Johnny Gaudreau stunned the hockey world on Wednesday night by foregoing expectations and deciding to sign with the Columbus Blue Jackets.
Heading into free agency, it was expected that the Salem, N.J., native was going to sign close to home, with the New Jersey Devils, Philadelphia Flyers and New York Islanders the front-runners to land his services.
But after he put pen to paper on his seven-year, $68.25-million contract, there was overwhelming confusion and amazement that one of the best wingers in the game opted to commit his future to a franchise that is more than 500 miles away from home and has one playoff series victory in its 21-year history.
For Gaudreau, however, the answer was pretty simple: he just wants to have fun.
“I’d never been to Columbus before until I made it to the NHL, so when I started playing there I didn’t know what I was walking into, and I was just … ‘Wow!'” Gaudreau told The Athletic's Aaron Portzline. “They’ve always had great crowds, really into the game. I said to myself then, ‘This looks like a really fun place to play.’”
One key part of Nationwide Arena, and a feature that has been fully embraced by the Blue Jackets and their fan base, is a giant Civil War-era cannon that goes off every time the home team scores. Gaudreau has a complicated past with the cannon, but fortunately he believes he can get over his fear.
Johnny Gaudreau is known to have beef with the Cannon in Columbus. pic.twitter.com/siwco7DqIR
— rob (@IvanIvanlvan) July 13, 2022
“That cannon kind of scares me a little bit, and I’ve had a run-in with that cannon a couple of times,” Gaudreau said. “I used to not want to hear it. Now I want to hear it all the time. Hopefully we’ll get that thing really blasting this season.”
Beyond the environment, fans and the now-beloved cannon, Gaudreau said he was enticed to play with some familiar faces in the Columbus locker room.
“I played in the (world championships) with Zach Werenski. I’ve known Eric Robinson for like 15-20 years. And some former guys, like Cam Atkinson and Dalton Prout… those guys were just like, ‘You’re going to absolutely love the place,’” Gaudreau said.
While professional sports teams in Ohio have historically not been looked at as an appealing destination for star players, Gaudreau’s signing might change the tides ever so slightly. Blue Jackets GM Jarmo Kekalainen certainly wants to make it that way, specifically for his team.

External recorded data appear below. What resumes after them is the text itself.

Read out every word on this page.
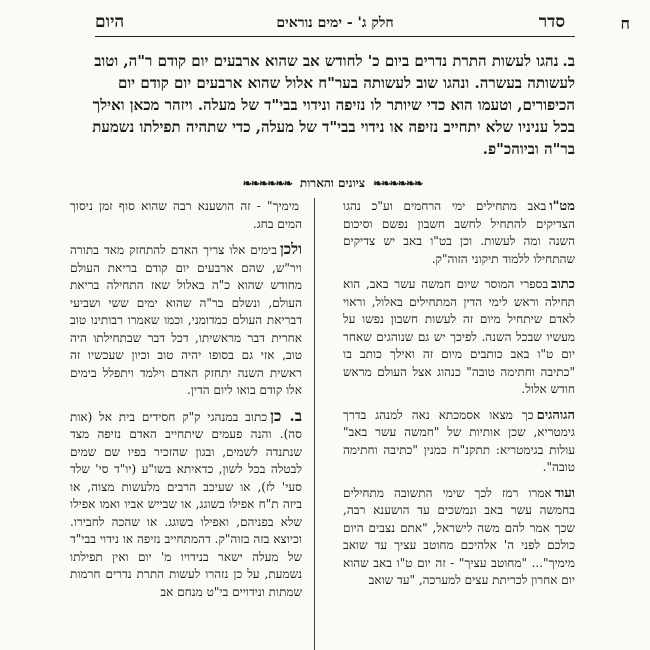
ח
סדר
חלק ג' - ימים נוראים
היום
ב.נהגו לעשות התרת נדרים ביום כ' לחודש אב שהוא ארבעים יום קודם ר"ה, וטוב לעשותה בעשרה. ונהגו שוב לעשותה בער"ח אלול שהוא ארבעים יום קודם יום הכיפורים, וטעמו הוא כדי שיותר לו נזיפה ונידוי בבי"ד של מעלה. ויזהר מכאן ואילך בכל עניניו שלא יתחייב נזיפה או נידוי בבי"ד של מעלה, כדי שתהיה תפילתו נשמעת בר"ה וביוהכ"פ.
❧❧❧❧❧❧
ציונים והארות
❧❧❧❧❧❧

מט"ובאב מתחילים ימי הרחמים וע"כ נהגו הצדיקים להתחיל לחשב חשבון נפשם וסיכום השנה ומה לעשות. וכן בט"ו באב יש צדיקים שהתחילו ללמוד תיקוני הזוה"ק.

כתובבספרי המוסר שיום חמשה עשר באב, הוא תחילה וראש לימי הדין המתחילים באלול, וראוי לאדם שיתחיל מיום זה לעשות חשבון נפשו על מעשיו שבכל השנה. לפיכך יש גם שנוהגים שאחר יום ט"ו באב כותבים מיום זה ואילך כותב בו "כתיבה וחתימה טובה" כנהוג אצל העולם מראש חודש אלול.

הגוהגיםכך מצאו אסמכתא נאה למנהג בדרך גימטריא, שכן אותיות של "חמשה עשר באב" עולות בגימטריא: תתקנ"ח כמנין "כתיבה וחתימה טובה".

ועודאמרו רמז לכך שימי התשובה מתחילים בחמשה עשר באב ונמשכים עד הושענא רבה, שכך אמר להם משה לישראל, "אתם נצבים היום כולכם לפני ה' אלהיכם מחוטב עציך עד שואב מימיך"... "מחוטב עציך" - זה יום ט"ו באב שהוא יום אחרון לכריתת עצים למערכה, "עד שואב

מימיך" - זה הושענא רבה שהוא סוף זמן ניסוך המים בחג.

ולכןבימים אלו צריך האדם להתחזק מאד בתורה ויר"ש, שהם ארבעים יום קודם בריאת העולם מחודש שהוא כ"ה באלול שאז התחילה בריאת העולם, ונשלם בר"ה שהוא ימים ששי ושביעי דבריאת העולם כמדומני, וכמו שאמרו רבותינו טוב אחרית דבר מראשיתו, דכל דבר שבתחילתו היה טוב, אזי גם בסופו יהיה טוב וכיון שעכשיו זה ראשית השנה יתחזק האדם וילמד ויתפלל בימים אלו קודם בואו ליום הדין.

ב. כןכתוב במנהגי ק"ק חסידים בית אל (אות סה). והנה פעמים שיתחייב האדם נזיפה מצד שנתנדה לשמים, ובגון שהזכיר בפיו שם שמים לבטלה בכל לשון, כדאיתא בשו"ע (יו"ד סי' שלד סעי' לז), או שעיכב הרבים מלעשות מצוה, או ביזה ת"ח אפילו בשוגג, או שבייש אביו ואמו אפילו שלא בפניהם, ואפילו בשוגג. או שהכה לחבירו. וכיוצא בזה בזוה"ק. דהמתחייב נזיפה או נידוי בבי"ד של מעלה ישאר בנידויו מ' יום ואין תפילתו נשמעת, על כן נזהרו לעשות התרת נדרים חרמות שמתות ונידויים בי"ט מנחם אב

“I think we can finally get rid of the bull**** that this is somehow a bad destination, a bad city, whatever,” Kekalainen said. “Because it’s never been true. We got a bad rap because a couple of people decided all along that they weren’t going to be here long-term for various reasons, but it has never been about the city or the organization.
"We’ve just had to shut our mouth and deal with that, but every time I see a comment like that, I get a rash.”
Well, hopefully Kekalainen’s skin will be rash-free for the next seven years, since Columbus has put themselves on the map as an up-and-coming team on the brink of success. Last season, the Blue Jackets finished 19 points out of a playoff spot with a 37-38-7 record, but will certainly now be a hip dark horse playoff pick with Gaudreau in the fold.
They still have some work to do this offseason. The Blue Jackets have a shade over $3 million in cap space and still have to sign restricted free agent winger Patrik Laine to a new contract, so more moves will need to be made. But that's a small price to pay to lock in one of the game's top players.
“We thought about it long and hard,” Kekalainen said. “We’re confident we can make it all work. This doesn’t change our position on Laine at all. We’re going to approach (negotiations with Laine) like it’s a work in progress, but we have plans to keep ’em both.”